Dairy processors should use automation in two ways. One is to optimize ongoing operations, of course. This can also help plants become more environmentally friendly. The other time to use automation is before construction of a facility even begins.
As manufacturers ramp up their spending to build plants, they should also build a digital twin of the plant in in the cloud, creating a long-term simulator for their plant that will help future projects, modifications and upgrades. This can help them test plans and make adjustments to reduce operating costs, increase uptime and even save money on equipment that might not be necessary.
An automation how-to
Everyone on the project team building a solution can feed work into the cloud platform for software development. They should then test the final solution, installing the complete automation software on the site servers and programmable logic controllers (PLCs) before shipping them to customers.
The whole automation can be turned on once it arrives on-site in a plug-and-play format. This reduces the time for installation and setup on-site.
These cloud automation solutions can be put into hibernation mode for months or even years, keeping user from paying for the cloud rental. That means when customers require a change, the system can be modified, testing and optimized again in the cloud before making any changes.
We recently did this at SPX Flow when a customer needed an ultra high-temperature skid. Rather than have an individual engineer install the software on the machine and, perhaps, have a second desktop computer running a simulation of the Supervisory Control and Data Acquisition (SCADA), these real computers and their simulation were placed on a cloud-based machine. From there, our subject matter expert worldwide collaborated, dropping in for a few minutes or a few hours, depending on the need.
Implementing the solution
All cloud operations, of course, are strictly separated from the customer’s production system. When developing, testing and modifying solutions, we generate input data such as tank level, throughput or temperatures from the traditional simulation tools. The virtual PLCs can’t detect the difference, so all work can be done in a clean, safe environment.
This helps us test solutions both for effectiveness and for user-friendliness before they’re applied to the customer’s automation hardware. It greatly reduces downtime and risk.
Even factory acceptance tests (FATs) can now be done remotely via the cloud. Having the cloud image, we can partner with customers to easily add machines or modify the line setup at any stage of production, testing the full integration before attending site for a shutdown.
Optimize and modify
A growing number of manufacturers also use automation and real-time data reports within the automation system to optimize the production line.
In one case, a customer’s finance leader grew alarmed that a production line began consuming more electricity. As we spoke to the production manager, the real-time reports identified the problem stemmed from a sequence of products that were no longer being heat-treated efficiently.
We helped the team see the need to alter the sequence. It removed several intermediate clean-in-place (CIP) cycles, lowering energy consumption.
That example of removing CIP cycles highlights how automation is one of the most critical ways for dairy processors to improve the sustainability of their operations. Automation shows the sources of energy usage, utilities and waste. It helps us find what we call the “golden batch.” For dairy processors, that can mean making a liter of milk with the minimum production downtime and the minimum usage of utilities and water.
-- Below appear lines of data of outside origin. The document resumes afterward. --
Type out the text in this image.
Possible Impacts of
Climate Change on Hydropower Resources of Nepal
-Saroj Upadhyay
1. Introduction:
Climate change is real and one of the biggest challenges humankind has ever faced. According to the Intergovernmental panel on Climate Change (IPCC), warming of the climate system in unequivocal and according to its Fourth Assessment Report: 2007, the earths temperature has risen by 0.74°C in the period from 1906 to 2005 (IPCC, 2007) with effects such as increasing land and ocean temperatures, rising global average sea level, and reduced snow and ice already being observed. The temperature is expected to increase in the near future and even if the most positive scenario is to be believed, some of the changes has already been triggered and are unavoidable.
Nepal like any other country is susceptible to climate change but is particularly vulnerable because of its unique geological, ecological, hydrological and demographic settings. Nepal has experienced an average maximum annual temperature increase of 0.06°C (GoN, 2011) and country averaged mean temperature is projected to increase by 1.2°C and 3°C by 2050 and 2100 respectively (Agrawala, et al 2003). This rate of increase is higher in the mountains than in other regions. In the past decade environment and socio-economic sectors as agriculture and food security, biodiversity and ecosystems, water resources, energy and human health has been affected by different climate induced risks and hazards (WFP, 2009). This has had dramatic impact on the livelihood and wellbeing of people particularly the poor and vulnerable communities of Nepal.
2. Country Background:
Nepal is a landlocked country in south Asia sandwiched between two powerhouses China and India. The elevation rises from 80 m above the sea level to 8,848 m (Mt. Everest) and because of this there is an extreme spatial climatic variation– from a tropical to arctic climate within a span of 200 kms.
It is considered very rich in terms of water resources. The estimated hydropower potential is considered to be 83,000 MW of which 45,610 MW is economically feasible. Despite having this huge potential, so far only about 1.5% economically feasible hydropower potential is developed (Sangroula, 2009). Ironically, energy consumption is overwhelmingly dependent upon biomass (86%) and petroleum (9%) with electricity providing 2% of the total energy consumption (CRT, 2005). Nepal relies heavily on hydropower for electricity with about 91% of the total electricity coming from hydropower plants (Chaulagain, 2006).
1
Automation solutions — especially the ones before construction — can help dairy processors drill down to better analyze their machinery. We’ve seen cases, for instance, where one homogenizer uses 20% more energy than another. The reason: The homogenizer using more energy was left idle more frequently. That meant it consumed more electricity while ticking over on recirculation.
Would you pay $10 million for a machine and use it only 80% effectively? That would give you only $8 million return on your investment!
If that doesn’t seem like a wise purchase, then you need automation.